When we were at the Alamo we saw a man sitting at a table displaying half a dozen guns.  Jie asked me what he was doing there and I responded that he looked like he was there to talk to people about guns.  Not quite believing me, she looked at him and asked him why he was there.  He explained that he was there to talk to people about guns.  She then asked him why he was just sitting there saying nothing if he was supposed to be talking.  

He asked her if she wanted to hear something about guns.  (I knew she really didn’t.)  Trying to escape the evident awkwardness, I asked him to tell us which of those guns was his favorite.  He picked up an 1842 Harpers Ferry 69 caliber musket and bayonet and said he liked it because it was made in his home state.  At that point I thought we might have something to talk about besides guns, since it happens that I once lived in Harpers Ferry, West Virginia.  I said, “Oh, you’re from West Virginia!”  

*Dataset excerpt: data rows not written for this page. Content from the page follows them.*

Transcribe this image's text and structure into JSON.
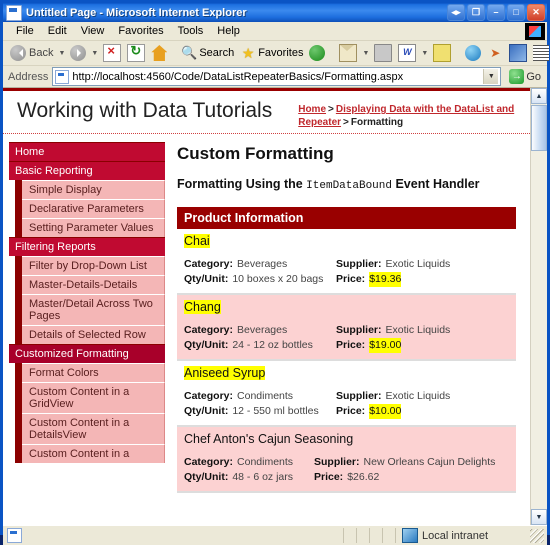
{
  "window": {
    "title": "Untitled Page - Microsoft Internet Explorer",
    "icon": "page-icon",
    "buttons": [
      {
        "name": "restore-group-button",
        "glyph": "◂▸"
      },
      {
        "name": "restore-window-button",
        "glyph": "❐"
      },
      {
        "name": "minimize-button",
        "glyph": "–"
      },
      {
        "name": "maximize-button",
        "glyph": "□"
      },
      {
        "name": "close-button",
        "glyph": "✕"
      }
    ]
  },
  "menu": {
    "items": [
      "File",
      "Edit",
      "View",
      "Favorites",
      "Tools",
      "Help"
    ]
  },
  "toolbar": {
    "back_label": "Back",
    "search_label": "Search",
    "favorites_label": "Favorites",
    "icons": {
      "back": "back-icon",
      "forward": "forward-icon",
      "stop": "stop-icon",
      "refresh": "refresh-icon",
      "home": "home-icon",
      "search": "search-icon",
      "favorites": "star-icon",
      "media": "media-icon",
      "mail": "mail-icon",
      "print": "print-icon",
      "edit": "edit-icon",
      "discuss": "notes-icon",
      "globe": "globe-icon",
      "messenger": "messenger-icon",
      "research": "research-icon",
      "encoding": "grid-icon"
    }
  },
  "address": {
    "label": "Address",
    "url": "http://localhost:4560/Code/DataListRepeaterBasics/Formatting.aspx",
    "go_label": "Go",
    "go_glyph": "→"
  },
  "site": {
    "title": "Working with Data Tutorials",
    "breadcrumb": {
      "home": "Home",
      "sep1": ">",
      "section": "Displaying Data with the DataList and Repeater",
      "sep2": ">",
      "current": "Formatting"
    }
  },
  "sidebar": {
    "items": [
      {
        "label": "Home",
        "type": "section",
        "active": false
      },
      {
        "label": "Basic Reporting",
        "type": "section",
        "active": false
      },
      {
        "label": "Simple Display",
        "type": "item",
        "active": false
      },
      {
        "label": "Declarative Parameters",
        "type": "item",
        "active": false
      },
      {
        "label": "Setting Parameter Values",
        "type": "item",
        "active": false
      },
      {
        "label": "Filtering Reports",
        "type": "section",
        "active": false
      },
      {
        "label": "Filter by Drop-Down List",
        "type": "item",
        "active": false
      },
      {
        "label": "Master-Details-Details",
        "type": "item",
        "active": false
      },
      {
        "label": "Master/Detail Across Two Pages",
        "type": "item",
        "active": false
      },
      {
        "label": "Details of Selected Row",
        "type": "item",
        "active": false
      },
      {
        "label": "Customized Formatting",
        "type": "section",
        "active": true
      },
      {
        "label": "Format Colors",
        "type": "item",
        "active": false
      },
      {
        "label": "Custom Content in a GridView",
        "type": "item",
        "active": false
      },
      {
        "label": "Custom Content in a DetailsView",
        "type": "item",
        "active": false
      },
      {
        "label": "Custom Content in a",
        "type": "item",
        "active": false
      }
    ]
  },
  "main": {
    "h1": "Custom Formatting",
    "h2_before": "Formatting Using the ",
    "h2_code": "ItemDataBound",
    "h2_after": " Event Handler",
    "datalist_header": "Product Information",
    "labels": {
      "category": "Category:",
      "supplier": "Supplier:",
      "qty": "Qty/Unit:",
      "price": "Price:"
    },
    "products": [
      {
        "name": "Chai",
        "name_highlight": true,
        "category": "Beverages",
        "supplier": "Exotic Liquids",
        "qty": "10 boxes x 20 bags",
        "price": "$19.36",
        "price_highlight": true,
        "alt": false
      },
      {
        "name": "Chang",
        "name_highlight": true,
        "category": "Beverages",
        "supplier": "Exotic Liquids",
        "qty": "24 - 12 oz bottles",
        "price": "$19.00",
        "price_highlight": true,
        "alt": true
      },
      {
        "name": "Aniseed Syrup",
        "name_highlight": true,
        "category": "Condiments",
        "supplier": "Exotic Liquids",
        "qty": "12 - 550 ml bottles",
        "price": "$10.00",
        "price_highlight": true,
        "alt": false
      },
      {
        "name": "Chef Anton's Cajun Seasoning",
        "name_highlight": false,
        "category": "Condiments",
        "supplier": "New Orleans Cajun Delights",
        "qty": "48 - 6 oz jars",
        "price": "$26.62",
        "price_highlight": false,
        "alt": true
      }
    ]
  },
  "statusbar": {
    "text": "",
    "zone": "Local intranet"
  },
  "colors": {
    "brand_dark_red": "#990000",
    "nav_section": "#c00a31",
    "nav_section_active": "#a8002a",
    "nav_item": "#f4b6b6",
    "alt_row": "#fcd2d2",
    "highlight": "#ffff00",
    "link": "#c0282d"
  }
}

“No, I’m from Virginia.  Harpers Ferry was in Virginia when this was made.  West Virginia should have never left the south.  True West Virginians have always wanted to be confederates.”

I quickly switched the subject back to guns, trying to deescalate his angry political passions.  In his mind, the Civil War wasn’t history, it was still a political sore spot.  So, I asked him what else he liked about that gun.  He said that he liked that he could kill someone three ways with it:  shoot them, stab them, or bang them on the head with the handle.  By this time some other people had walked up and started to listen.  We took the opportunity to slip away.

It is clear that politics is as alive and mean and bucking in Texas as that bronco we saw at the Ft. Worth rodeo.  Flags and guns are just the start of it. And don’t get me wrong, I think politics is fascinating and necessary, and I respect those who are skilled at it.  Politics is all about persuasion:  how we get others to go along with what we think is best.  Of course, sometimes we only think  about what is best for us and people who think like us.  But sometimes politics is much nobler.  Sometimes politicians try to persuade others about what is best for the whole community, and our neighbors, and the entire world. Politics doesn't have to be selfish all the time.

And the reason I can keep my sanity when politics does get heated is because I can always duck into history as a respite.  History demands that we bracket out our passions. It's stories and discoveries will surely evoke passion within us. But the discipline of history demands that refuse to let our feelings govern our thoughts. Good historians suspend judgment on others. The idea behind history is simply to know all that can be known and put it all into context, as much context as can be discovered.  History is never done.  There are always new facts and new contexts to be unearthed.

And by that standard Texas is a great place to visit, goofy as its politics is…because it is also a paradise of history: never ending stories and their contexts, helping us learn how to live with the mess we have today.